Quebec was the last province to grant women the provincial vote, in 1940, under Premier Adelard Godbout. Indigenous women were excluded from federal voting alongside Indigenous men until 1960, when Prime Minister John Diefenbaker's government amended the Canada Elections Act to remove the disenfranchisement based on Indian Act status. Asian Canadians, Inuit Canadians, and other racialised minorities also gained the federal vote at various points, with Chinese and Japanese Canadians regaining the federal vote in 1947 and 1948 respectively after wartime disenfranchisement.
The first woman elected to the House of Commons was Agnes Macphail, who won Grey South-East as a United Farmers of Ontario candidate on December 6, 1921. Cairine Wilson became the first woman appointed to the Senate of Canada on February 15, 1930, made possible by the Persons Case (Edwards v. Canada) decided by the Judicial Committee of the Privy Council on October 18, 1929. The Privy Council overruled the Supreme Court of Canada's 1928 ruling that women were not 'qualified persons' eligible for Senate appointment under the British North America Act, 1867. The Famous Five (Emily Murphy, Henrietta Muir Edwards, Nellie McClung, Louise McKinney, and Irene Parlby) brought the case.

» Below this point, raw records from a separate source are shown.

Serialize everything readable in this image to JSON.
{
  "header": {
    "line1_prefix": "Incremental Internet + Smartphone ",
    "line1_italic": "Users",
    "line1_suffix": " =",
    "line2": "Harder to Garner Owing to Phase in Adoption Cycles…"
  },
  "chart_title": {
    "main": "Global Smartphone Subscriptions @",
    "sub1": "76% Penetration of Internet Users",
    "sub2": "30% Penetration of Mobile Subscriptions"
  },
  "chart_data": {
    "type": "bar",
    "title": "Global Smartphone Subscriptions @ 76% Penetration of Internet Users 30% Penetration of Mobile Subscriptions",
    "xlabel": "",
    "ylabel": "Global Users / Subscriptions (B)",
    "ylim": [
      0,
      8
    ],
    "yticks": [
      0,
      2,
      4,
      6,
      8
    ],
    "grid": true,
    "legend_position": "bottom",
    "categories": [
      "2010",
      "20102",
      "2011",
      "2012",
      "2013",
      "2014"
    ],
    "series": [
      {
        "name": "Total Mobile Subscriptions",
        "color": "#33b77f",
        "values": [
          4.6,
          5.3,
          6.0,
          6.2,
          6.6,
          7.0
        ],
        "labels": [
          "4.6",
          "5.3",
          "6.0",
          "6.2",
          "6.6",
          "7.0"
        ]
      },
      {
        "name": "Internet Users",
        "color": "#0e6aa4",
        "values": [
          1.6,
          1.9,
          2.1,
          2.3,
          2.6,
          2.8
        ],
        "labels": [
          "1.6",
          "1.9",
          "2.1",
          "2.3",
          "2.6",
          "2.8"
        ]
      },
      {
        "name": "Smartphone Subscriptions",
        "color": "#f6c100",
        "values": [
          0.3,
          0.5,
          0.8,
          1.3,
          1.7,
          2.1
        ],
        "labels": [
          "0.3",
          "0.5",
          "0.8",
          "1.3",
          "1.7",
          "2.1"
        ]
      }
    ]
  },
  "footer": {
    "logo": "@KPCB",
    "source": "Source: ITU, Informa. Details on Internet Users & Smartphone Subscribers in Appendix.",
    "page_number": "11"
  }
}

Canadian women's voting rights were further entrenched in the Canadian Charter of Rights and Freedoms in 1982, with section 3 protecting the right to vote regardless of sex and section 28 guaranteeing equal application of all Charter rights to male and female persons. Section 28 cannot be overridden by section 33's notwithstanding clause. Federal voting age was lowered from 21 to 18 in 1970, applying equally to women and men. Women now make up about 30 per cent of the House of Commons and a higher proportion of the Senate, with parity caucuses and party-level commitments aimed at improving representation.
Why this matters for your test
The expansion of women's voting rights is a touchstone of Canadian democratic history. Recognising the 1916 Manitoba breakthrough, the 1918 federal extension, the 1929 Persons Case, and the 1960 inclusion of Indigenous women anchors the answer to four specific milestones.